The present invention relates generally to systems and apparatus for irradiating targets with electromagnetic radiation, and more specifically to annular-type applicators and associated systems for controlling application of radiation to biological tissue.
Several types of therapeutic treatments for cancer in humans are in current, common use. These treatments include surgery, X-rays, radiation from radioactive sources and chemotherapy, these treatments being often combined in various ways to enhance treatment effectiveness.

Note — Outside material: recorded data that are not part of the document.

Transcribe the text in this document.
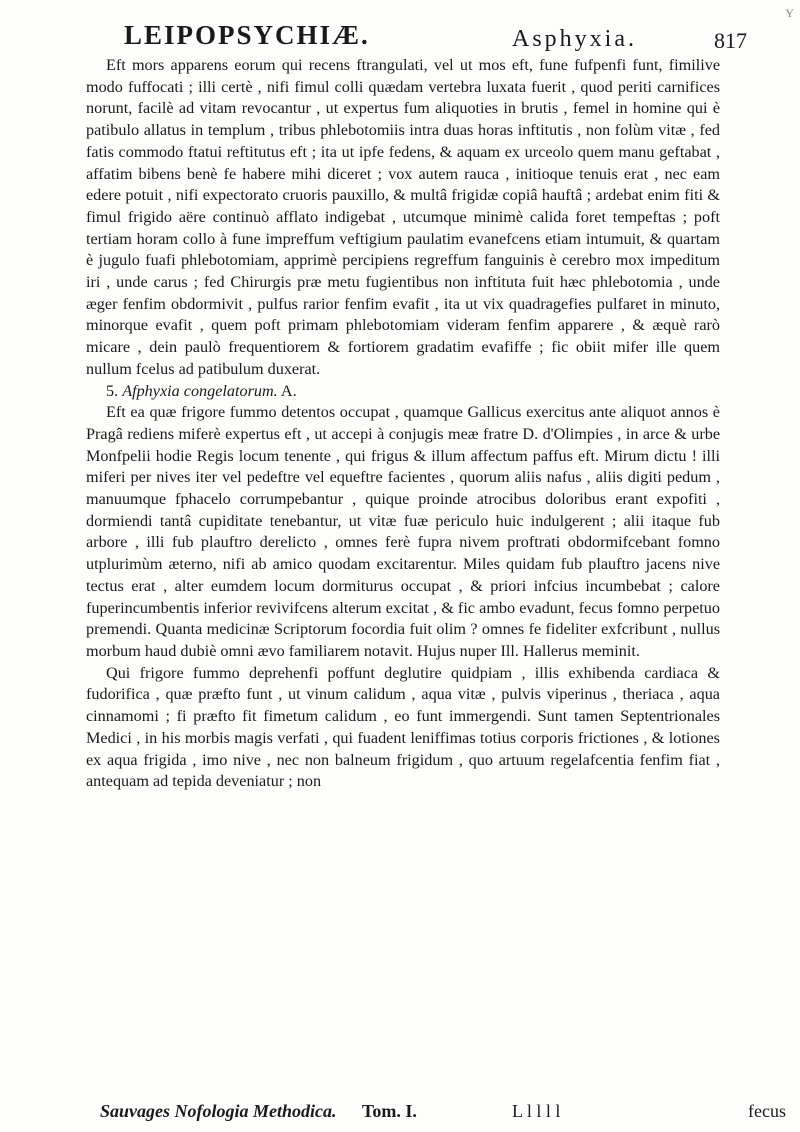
LEIPOPSYCHIÆ.	Asphyxia.	817
Y

Eft mors apparens eorum qui recens ftrangulati, vel ut mos eft, fune fufpenfi funt, fimilive modo fuffocati ; illi certè , nifi fimul colli quædam vertebra luxata fuerit , quod periti carnifices norunt, facilè ad vitam revocantur , ut expertus fum aliquoties in brutis , femel in homine qui è patibulo allatus in templum , tribus phlebotomiis intra duas horas inftitutis , non folùm vitæ , fed fatis commodo ftatui reftitutus eft ; ita ut ipfe fedens, & aquam ex urceolo quem manu geftabat , affatim bibens benè fe habere mihi diceret ; vox autem rauca , initioque tenuis erat , nec eam edere potuit , nifi expectorato cruoris pauxillo, & multâ frigidæ copiâ hauftâ ; ardebat enim fiti & fimul frigido aëre continuò afflato indigebat , utcumque minimè calida foret tempeftas ; poft tertiam horam collo à fune impreffum veftigium paulatim evanefcens etiam intumuit, & quartam è jugulo fuafi phlebotomiam, apprimè percipiens regreffum fanguinis è cerebro mox impeditum iri , unde carus ; fed Chirurgis præ metu fugientibus non inftituta fuit hæc phlebotomia , unde æger fenfim obdormivit , pulfus rarior fenfim evafit , ita ut vix quadragefies pulfaret in minuto, minorque evafit , quem poft primam phlebotomiam videram fenfim apparere , & æquè rarò micare , dein paulò frequentiorem & fortiorem gradatim evafiffe ; fic obiit mifer ille quem nullum fcelus ad patibulum duxerat.

5. Afphyxia congelatorum. A.

Eft ea quæ frigore fummo detentos occupat , quamque Gallicus exercitus ante aliquot annos è Pragâ rediens miferè expertus eft , ut accepi à conjugis meæ fratre D. d'Olimpies , in arce & urbe Monfpelii hodie Regis locum tenente , qui frigus & illum affectum paffus eft. Mirum dictu ! illi miferi per nives iter vel pedeftre vel equeftre facientes , quorum aliis nafus , aliis digiti pedum , manuumque fphacelo corrumpebantur , quique proinde atrocibus doloribus erant expofiti , dormiendi tantâ cupiditate tenebantur, ut vitæ fuæ periculo huic indulgerent ; alii itaque fub arbore , illi fub plauftro derelicto , omnes ferè fupra nivem proftrati obdormifcebant fomno utplurimùm æterno, nifi ab amico quodam excitarentur. Miles quidam fub plauftro jacens nive tectus erat , alter eumdem locum dormiturus occupat , & priori infcius incumbebat ; calore fuperincumbentis inferior revivifcens alterum excitat , & fic ambo evadunt, fecus fomno perpetuo premendi. Quanta medicinæ Scriptorum focordia fuit olim ? omnes fe fideliter exfcribunt , nullus morbum haud dubiè omni ævo familiarem notavit. Hujus nuper Ill. Hallerus meminit.

Qui frigore fummo deprehenfi poffunt deglutire quidpiam , illis exhibenda cardiaca & fudorifica , quæ præfto funt , ut vinum calidum , aqua vitæ , pulvis viperinus , theriaca , aqua cinnamomi ; fi præfto fit fimetum calidum , eo funt immergendi. Sunt tamen Septentrionales Medici , in his morbis magis verfati , qui fuadent leniffimas totius corporis frictiones , & lotiones ex aqua frigida , imo nive , nec non balneum frigidum , quo artuum regelafcentia fenfim fiat , antequam ad tepida deveniatur ; non

Sauvages Nofologia Methodica. Tom. I.	L l l l l	fecus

Although such conventional treatment techniques have been successful in treating cancer in many patients and in prolonging the lives of many other patients, they are frequently ineffective against many types of cancer and often have severe adverse side effects at the necessary treatment levels. Protracted treatment of cancer patients by X-rays or chemotherapy, as an illustration, tends to eventually destroy or inhibit the patients' natural immunological systems to an extent that many patients eventually succumb to common infectious diseases, such as influenza or pneumonia, which otherwise probably would not be fatal. Also, many patients having advanced stages of cancer or complications may become too weak to withstand the trauma of surgical or other cancer treatments; hence, the treatments cannot be undertaken or must be discontinued.
Due both to the prevalence and the typically severe consequences of human cancer, as well as frequent ineffectiveness of current treatments such as those mentioned above, medical researchers are continually experimenting in an attempt to discover and develop improved or alternative cancer treatment methods with their associated treatment apparatus.
Hyperthermia, the generation of artificially elevated body temperatures, has recently been given serious scientific consideration as an alternative cancer treatment. Much research has been conducted into the effectiveness of hyperthermia alone or in combination with other treatment methods. This research is important in that hyperthermia techniques appear to have the potential for being extremely effective in the treatment of many or most types of human cancers, without the often severely adverse side effects associated with current cancer treatments.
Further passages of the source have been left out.